So, first there was the series of Flight anthologies, edited by Kazu Kibuishi -- they showcased mostly younger cartoonists, mostly people working in and around animation, and weren't officially for younger readers, though they were almost entirely young-reader-friendly. Flight ran eight annual volumes, and ended last year. (I've reviewed Flight volumes three, five and seven.)
There was a spin-off anthology, Flight Explorer, which was specifically targeted to younger (roughly tween) readers -- though with pretty much the same crew of creators, very similar or the same main characters, and not much difference from the main Flight volumes. That was published in 2008, and was billed as "Volume One," though a second volume hasn't yet appeared. (And I reviewed it, as well.)
And now there's Explorer: The Mystery Boxes, which smells a whole lot like a themed Flight Explorer: Volume Two: seven graphic stories, edited by Kibuishi, all about mysterious magical/scientific/marvelous boxes and the people that open them, also aimed at middle-grade readers. Now, my major problem with the big Flight anthologies is that they were each three hundred pages of stories that were all mostly the same kind of thing: young or otherwise naifish protagonists wandering through big, visually exciting worlds, learning Important Lessons, being Nice, and probably saving something along the way. Flight Explorer was better: it focused on adventure, not so much on lessons, though it also seemed to be trying to launch each of its main characters as the hero of a series of separate graphic novels. (And the moderate success of that might be why we haven't seen a second volume.)

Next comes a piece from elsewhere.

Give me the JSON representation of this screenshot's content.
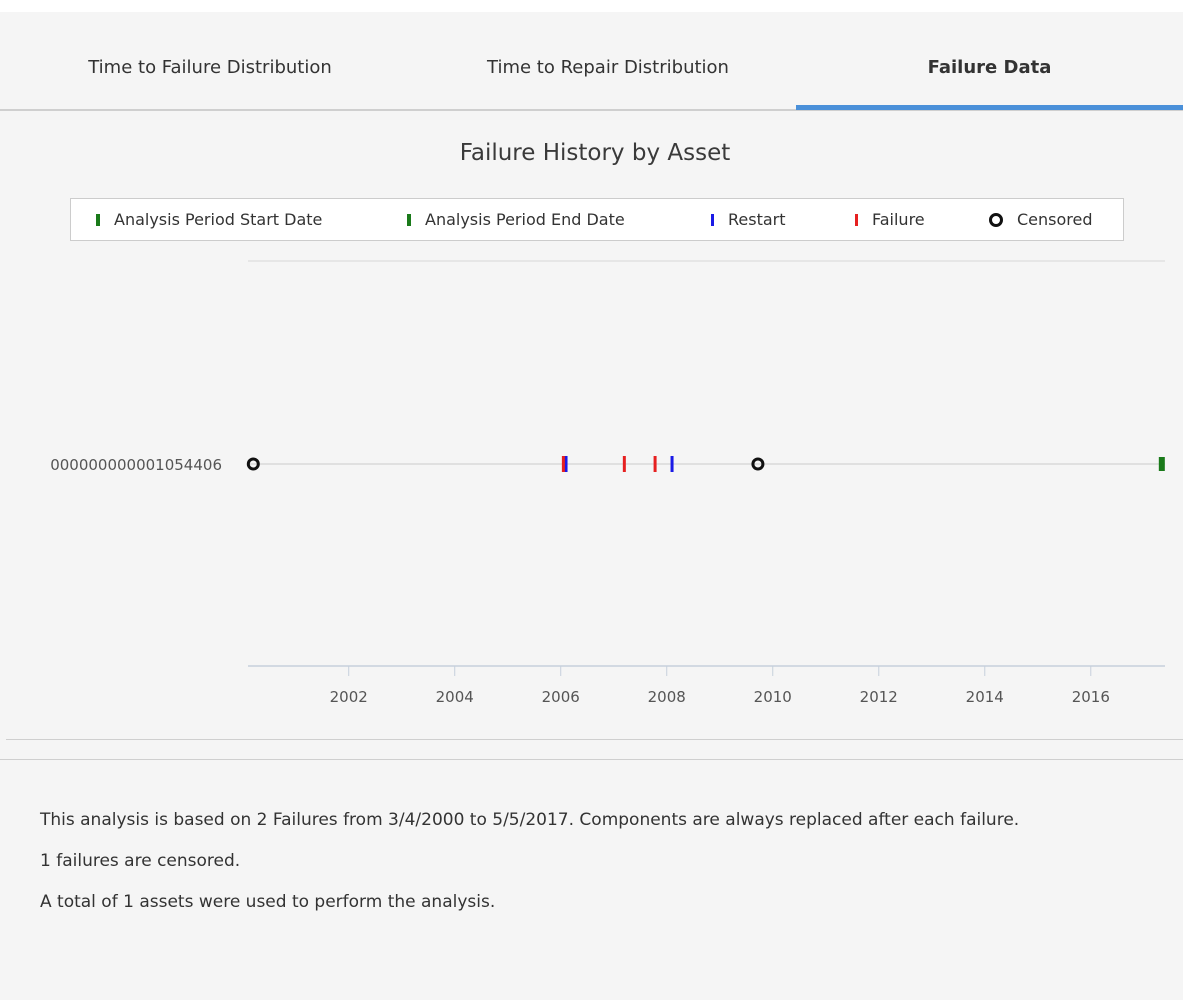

Mystery Boxes is the most circumscribed of the books: all of the stories have a mysterious box, which then opens to reveal something wondrous, unpleasant, or otherwise surprising, and then the heroes have to deal with that situation in eighteen pages (or, in one case, only sixteen). The resulting stories are pretty varied, though -- the unpleasant box-dwellers range from the creepy, in Emily Carroll's "Under the Floorboards" to the Warner-Brothers-inspired goofy, in Johane Matte's "Whatzit," and the lesson stories -- like Jason Caffoe's "The Keeper's Treasure," "The Soldier's Daughter" by Stuart Livingston with Stephanie Ramirez, and Kibuishi's own "The Escape Option" -- at least teach slightly different lessons from each other. And the sheer fun-mayhem level is high, in "Whatzit" as well as Dave Roman and Raina Telgemeier's amiable cartoony "Spring Cleaning" and Rad Sechrist's Littles-inspired "The Butter Thief" (which has a muted moral of its own).
As usual, the art is all excellent and very colorful -- even the creators that don't come out of animation embrace mostly bright palettes ("Butter Thief" uses muted tones in pursuit of a similar aim, and "Under the Floorboards" has a softer, scratchier feel) and clean black lines to define spaces. These are fun stories -- with a hint of spinach in the lessons most of them teach -- that should be enjoyed by tweens and viewed favorably by those tweens' gatekeepers (parents, teachers, librarians), who will be happier at those lessons that the target audience probably will be.